Dois homens suspeitos de assassinar a mineira Ana Paula Feitosa dos Santos Braga, de 23 anos, no último dia 30 de janeiro, em Los Angeles, nos Estados Unidos, foram presos em Cariacica (ES), no último sábado (22). Os detalhes da prisão foram esclarecidos pela Polícia Federal nessa quarta-feira (26).

Natural de Mateus Leme, na Região Metropolitana de Belo Horizonte, Ana Braga foi morta estrangulada com o fio de um equipamento elétrico e teve o corpo enrolado em um edredom pelos suspeitos, segundo informações da polícia de Los Angeles. O crime teria acontecido no apartamento em que ela morava, na rua West 39th, e o corpo foi levado do imóvel embrulhado em edredom e segue desaparecido.

Os dois suspeitos são naturais do Espírito Santo e estavam hospedados na casa da jovem, que trabalhava como entregadora para uma empresa de aplicativos na capital californiana. Para prendê-los, a Polícia Federal (PF) precisou de apoio das polícias mexicana e norte-americana.

Segundo a PF, após o homicídio, os dois homens saíram de Los Angeles no carro dela e fugiram para Hot Springs, também na Califórnia. Lá, o corpo de Braga teria sido abandonado num contêiner de lixo. O trajeto, de cerca de 400 quilômetros, foi feito em pouco mais de duas horas.

Ainda no carro, os homens teriam viajado para o Estado de Oklahoma e depois de ônibus para o Texas, a fim de ludibriar a polícia. A fuga seguiu em uma travessia terrestre para o México, onde foram de ônibus e carro, em baldeações, para a Cidade do México. Da capital mexicana, os suspeitos vieram de avião para o Rio de Janeiro. 

Para conseguir colocar o plano em prática, eles extorquiram familiares da entregadora e também os próprios familiares. Foi nessa brecha que passaram a ser monitorados com mais facilidade pela polícia. O ministro da Justiça e Segurança Pública, Sérgio Moro, se manifestou quando soube da prisão.

A motivação do crime ainda é desconhecida. Braga tentava se legalizar nos Estados Unidos, onde ela, uma irmã e outros amigos ganham a vida fazendo bicos.
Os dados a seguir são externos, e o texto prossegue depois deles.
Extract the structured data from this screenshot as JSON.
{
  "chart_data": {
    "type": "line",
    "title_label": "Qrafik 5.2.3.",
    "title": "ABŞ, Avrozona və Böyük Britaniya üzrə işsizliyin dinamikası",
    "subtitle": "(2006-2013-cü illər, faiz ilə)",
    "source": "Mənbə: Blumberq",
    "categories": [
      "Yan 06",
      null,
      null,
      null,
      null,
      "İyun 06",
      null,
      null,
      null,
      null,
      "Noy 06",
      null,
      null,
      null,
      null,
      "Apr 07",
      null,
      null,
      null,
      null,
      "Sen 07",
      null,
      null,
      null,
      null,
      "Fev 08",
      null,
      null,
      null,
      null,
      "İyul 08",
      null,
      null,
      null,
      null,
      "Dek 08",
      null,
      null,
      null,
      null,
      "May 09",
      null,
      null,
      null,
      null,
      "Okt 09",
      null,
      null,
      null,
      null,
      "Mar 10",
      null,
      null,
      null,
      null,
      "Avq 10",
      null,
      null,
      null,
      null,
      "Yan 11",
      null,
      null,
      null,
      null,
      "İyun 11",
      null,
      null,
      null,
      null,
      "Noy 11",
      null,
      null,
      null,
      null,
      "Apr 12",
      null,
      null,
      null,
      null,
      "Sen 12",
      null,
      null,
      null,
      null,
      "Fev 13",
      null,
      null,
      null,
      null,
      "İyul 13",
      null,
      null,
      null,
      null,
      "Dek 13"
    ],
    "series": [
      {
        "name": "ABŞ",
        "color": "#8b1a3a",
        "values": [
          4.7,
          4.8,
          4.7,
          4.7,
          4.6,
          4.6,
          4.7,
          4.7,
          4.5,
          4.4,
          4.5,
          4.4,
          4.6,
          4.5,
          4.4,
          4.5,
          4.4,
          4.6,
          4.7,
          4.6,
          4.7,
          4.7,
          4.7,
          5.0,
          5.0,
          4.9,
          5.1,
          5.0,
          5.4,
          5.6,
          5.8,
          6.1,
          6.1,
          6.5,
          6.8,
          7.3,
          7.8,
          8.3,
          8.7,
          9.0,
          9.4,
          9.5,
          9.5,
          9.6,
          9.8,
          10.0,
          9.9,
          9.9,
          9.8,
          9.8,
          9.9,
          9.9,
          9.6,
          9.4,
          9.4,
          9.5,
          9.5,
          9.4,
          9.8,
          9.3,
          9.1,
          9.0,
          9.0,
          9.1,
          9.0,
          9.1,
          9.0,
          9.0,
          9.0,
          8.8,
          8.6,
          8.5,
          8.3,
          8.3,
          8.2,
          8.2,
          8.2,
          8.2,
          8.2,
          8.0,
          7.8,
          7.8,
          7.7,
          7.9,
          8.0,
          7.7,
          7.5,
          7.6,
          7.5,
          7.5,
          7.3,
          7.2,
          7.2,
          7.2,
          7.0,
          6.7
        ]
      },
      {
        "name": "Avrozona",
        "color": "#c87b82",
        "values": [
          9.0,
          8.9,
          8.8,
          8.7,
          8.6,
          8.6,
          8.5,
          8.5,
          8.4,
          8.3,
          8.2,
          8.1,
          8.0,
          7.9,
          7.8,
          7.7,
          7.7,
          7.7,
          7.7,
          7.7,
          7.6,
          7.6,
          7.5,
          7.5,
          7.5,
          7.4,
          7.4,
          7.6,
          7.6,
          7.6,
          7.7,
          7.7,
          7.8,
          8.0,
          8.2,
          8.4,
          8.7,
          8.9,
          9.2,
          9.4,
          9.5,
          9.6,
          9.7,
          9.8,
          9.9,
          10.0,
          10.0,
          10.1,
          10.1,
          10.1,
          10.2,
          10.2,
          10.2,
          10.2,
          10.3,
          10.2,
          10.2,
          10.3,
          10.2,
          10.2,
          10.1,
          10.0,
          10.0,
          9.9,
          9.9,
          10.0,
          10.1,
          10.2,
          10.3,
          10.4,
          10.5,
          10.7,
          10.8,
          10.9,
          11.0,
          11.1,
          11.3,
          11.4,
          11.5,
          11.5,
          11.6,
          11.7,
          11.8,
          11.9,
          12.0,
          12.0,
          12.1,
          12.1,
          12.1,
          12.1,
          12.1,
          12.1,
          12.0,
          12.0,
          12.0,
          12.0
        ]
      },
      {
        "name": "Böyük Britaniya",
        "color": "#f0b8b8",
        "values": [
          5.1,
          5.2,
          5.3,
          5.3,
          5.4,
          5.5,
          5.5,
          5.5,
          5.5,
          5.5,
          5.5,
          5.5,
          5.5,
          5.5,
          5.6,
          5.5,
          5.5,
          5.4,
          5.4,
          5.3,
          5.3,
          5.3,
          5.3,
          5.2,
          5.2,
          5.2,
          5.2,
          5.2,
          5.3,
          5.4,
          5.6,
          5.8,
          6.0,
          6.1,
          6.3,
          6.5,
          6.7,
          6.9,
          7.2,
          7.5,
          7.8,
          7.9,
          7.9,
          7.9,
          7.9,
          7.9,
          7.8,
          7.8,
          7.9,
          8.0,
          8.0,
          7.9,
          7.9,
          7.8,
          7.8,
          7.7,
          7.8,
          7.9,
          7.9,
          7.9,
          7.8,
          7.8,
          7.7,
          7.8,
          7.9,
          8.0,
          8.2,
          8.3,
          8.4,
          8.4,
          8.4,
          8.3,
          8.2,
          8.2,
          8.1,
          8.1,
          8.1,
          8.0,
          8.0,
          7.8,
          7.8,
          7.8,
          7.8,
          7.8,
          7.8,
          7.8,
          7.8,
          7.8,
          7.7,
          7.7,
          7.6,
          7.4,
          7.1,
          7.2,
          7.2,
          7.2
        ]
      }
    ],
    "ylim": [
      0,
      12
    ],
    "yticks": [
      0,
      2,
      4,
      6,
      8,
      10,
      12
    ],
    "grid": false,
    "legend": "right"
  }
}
Um colega dela, que pediu para não ser identificado e vive próximo ao apartamento onde a vítima vivia, contou ao Hoje em Dia que a mãe dela foi a primeira a suspeitar que algo tinha acontecido com a filha.
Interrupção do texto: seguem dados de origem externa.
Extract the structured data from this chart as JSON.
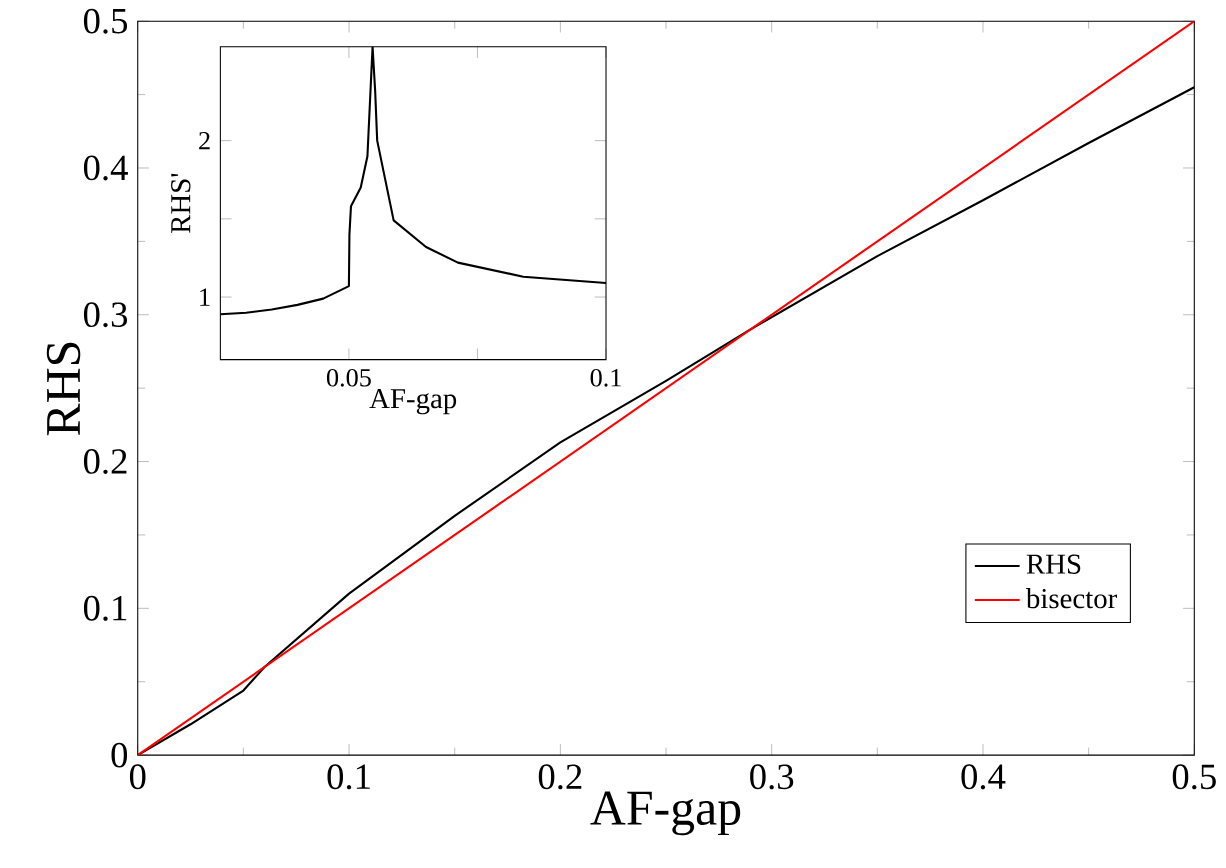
{
  "chart_data": [
    {
      "type": "line",
      "xlabel": "AF-gap",
      "ylabel": "RHS",
      "xlim": [
        0,
        0.5
      ],
      "ylim": [
        0,
        0.5
      ],
      "xticks": [
        0,
        0.1,
        0.2,
        0.3,
        0.4,
        0.5
      ],
      "yticks": [
        0,
        0.1,
        0.2,
        0.3,
        0.4,
        0.5
      ],
      "legend": "bottom right",
      "series": [
        {
          "name": "RHS",
          "color": "#000000",
          "x": [
            0,
            0.025,
            0.05,
            0.055,
            0.06,
            0.1,
            0.15,
            0.2,
            0.25,
            0.29,
            0.35,
            0.4,
            0.45,
            0.5
          ],
          "values": [
            0,
            0.021,
            0.044,
            0.052,
            0.06,
            0.11,
            0.163,
            0.213,
            0.255,
            0.29,
            0.34,
            0.378,
            0.417,
            0.455
          ]
        },
        {
          "name": "bisector",
          "color": "#ff0000",
          "x": [
            0,
            0.5
          ],
          "values": [
            0,
            0.5
          ]
        }
      ]
    },
    {
      "type": "line",
      "xlabel": "AF-gap",
      "ylabel": "RHS'",
      "xlim": [
        0.025,
        0.1
      ],
      "ylim": [
        0.6,
        2.6
      ],
      "xticks": [
        0.05,
        {
          "value": 0.075,
          "label": null
        },
        0.1
      ],
      "yticks": [
        1,
        {
          "value": 1.5,
          "label": null
        },
        2
      ],
      "series": [
        {
          "color": "#000000",
          "x": [
            0.025,
            0.03,
            0.035,
            0.04,
            0.045,
            0.05,
            0.0501,
            0.0504,
            0.0523,
            0.0536,
            0.0542,
            0.0546,
            0.0551,
            0.0555,
            0.0587,
            0.065,
            0.0712,
            0.0839,
            0.1
          ],
          "values": [
            0.89,
            0.9,
            0.92,
            0.95,
            0.99,
            1.07,
            1.4,
            1.58,
            1.7,
            1.9,
            2.32,
            2.6,
            2.32,
            2.0,
            1.49,
            1.32,
            1.22,
            1.13,
            1.09
          ]
        }
      ]
    }
  ]
}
"Um dia antes (29 de janeiro), a família dela não conseguiu contato com ela e procurou a gente aqui, querendo saber se tínhamos informações. Mas, a gente também não conseguia falar com ela. A irmã dela, que mora aqui também, mobilizou todo mundo, porque a Ana sempre entrava em contato, ligava sempre, comunicava", contou o amigo.

Maquiadora profissional, Braga se mudou para os EUA há cerca de quatro anos com o esposo e um filho. Eles viviam no Estado de Massachusetts, mas se separaram e a jovem foi para a Califórnia. O menino ficou com o pai, até que ela conseguisse um emprego fixo.

"Aqui, ela trabalhava fazendo de tudo, cozinhava, faxina, entregadora, bicos em boates e bares. Esse é o tipo de serviço que a gente faz aqui, mas é o necessário para sobreviver", disse o amigo.

Um dos suspeitos de matar a entregadora conheceu ela quando a vítima ainda vivia em Massachusetts. Segundo o amigo de Braga, o suspeito pediu ajuda para passar uns dias na Califórnia, em dezembro, e perguntou a mulher se ela deixaria ele e o outro suspeito passarem uns dias na casa dela.

"Isso foi no final de dezembro e, desde então, eles ficaram aqui. Em janeiro, ela passou a reclamar que achava ele muito grosso com ela. Mas, nunca relatou nada acima disso, como agressões ou ameaças. Ele não parecia uma pessoa suspeita", opinou.

O drama da família agora é para conseguir localizar o corpo de trazê-lo de volta ao Brasil. No Facebook, a mãe da entregadora pediu que tivesse o direito de conseguir enterrar a filha. Familiares de Braga dizem não ter como fazer o processo sem ajuda do governo.

O Ministério das Relações Exteriores diz que acompanha as investigações junto ao Departamento de Polícia dos Estados Unidos, mas não informou sobre traslado do corpo.